Voici déjà un an que ma fille a perdu son papa. Elle a maintenant 6 ans. Son papa ne voulait plus vivre. Nous étions divorcés. Cela a été très difficile d’annoncer cette nouvelle à ma fille. Quand elle m’a dit : « Il est mort pour de vrai ? » avec une telle souffrance dans les yeux... Maintenant elle est toujours suivie par un pédopsychiatre, elle a toujours besoin de monde à la maison, de bruit comme pour se rassurer de savoir qu’elle n’est pas seule... Nous ne comprenons toujours pas le geste de son père, souffrait-il ? Était-il dépressif ?

Mais comment peut-on laisser son enfant comme cela ? Sans prévenir, sans demander de l’aide ? Je ne comprends pas. Là cela fait déjà un an, le cimetière devient une visite ponctuelle. Elle, si petite au milieu des tombes, tombes qui se multiplient si vite qu’on ne trouve plus des fois du premier coup où IL se repose…

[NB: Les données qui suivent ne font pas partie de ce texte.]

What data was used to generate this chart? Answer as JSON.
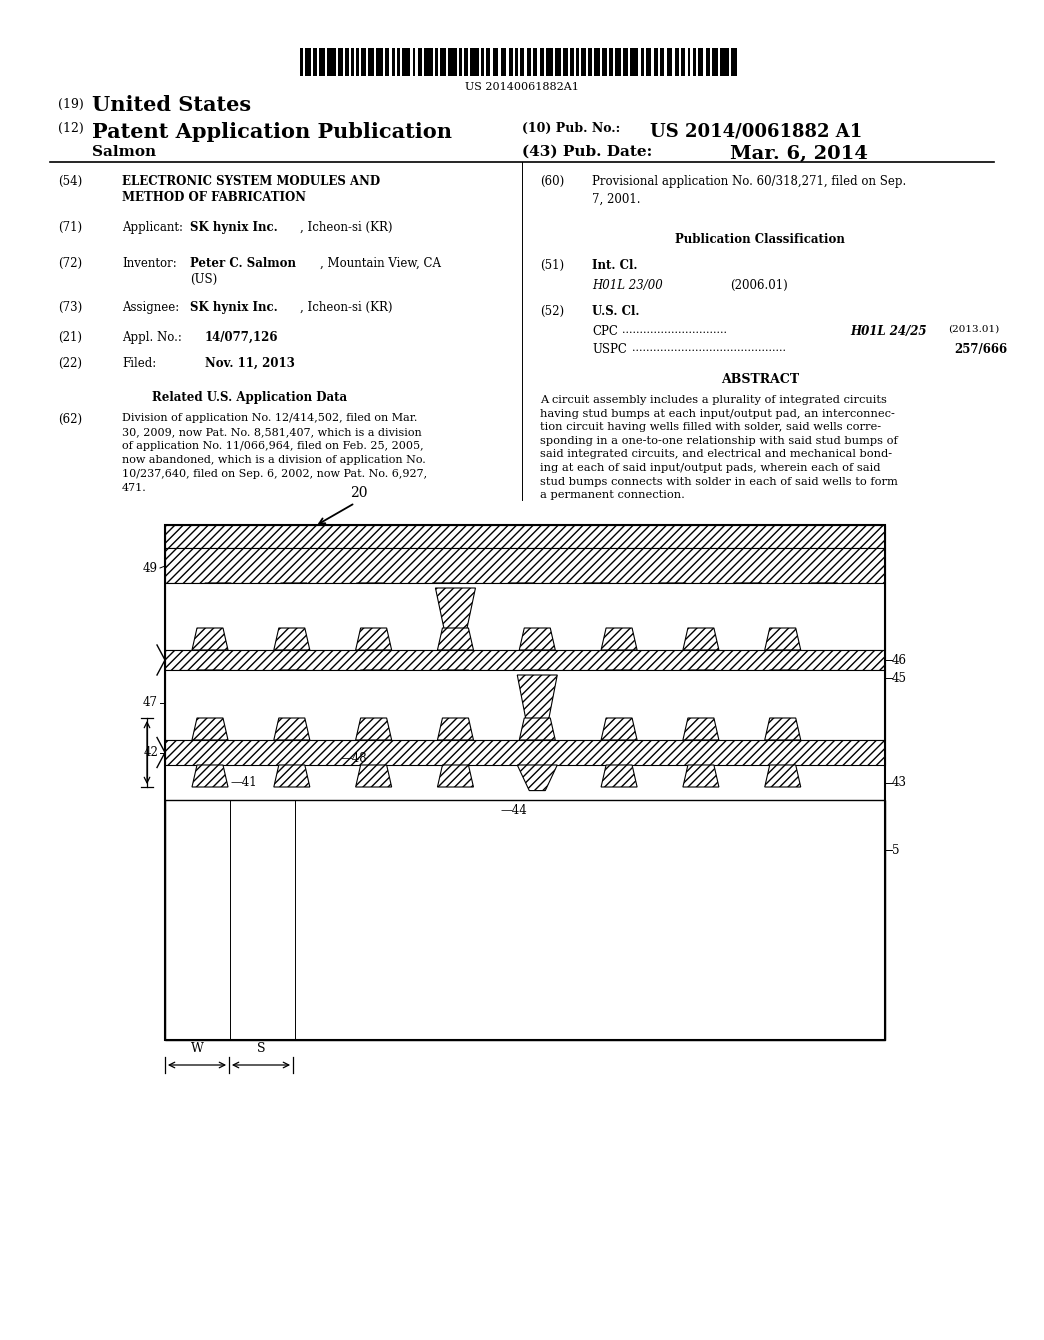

Elle pleure, embrasse les fleurs et dessins qu’elle lui pose sur la tombe et, en silence, pleure. On dit qu’avec le temps tout s’efface… mais dans ce cas je ne sais pas… là on vit avec, mais bientôt elle demandera pourquoi, posera beaucoup de questions... il faudra bien lui répondre, ne pas la blesser, la protéger. J’espère y arriver. Je lis depuis un an tous vos témoignages, la souffrance est importante, nous avons tous un cœur, mais essayons ensemble de garder un peu de courage pour continuer notre bout de route avant de retrouver nous aussi le chemin des nôtres.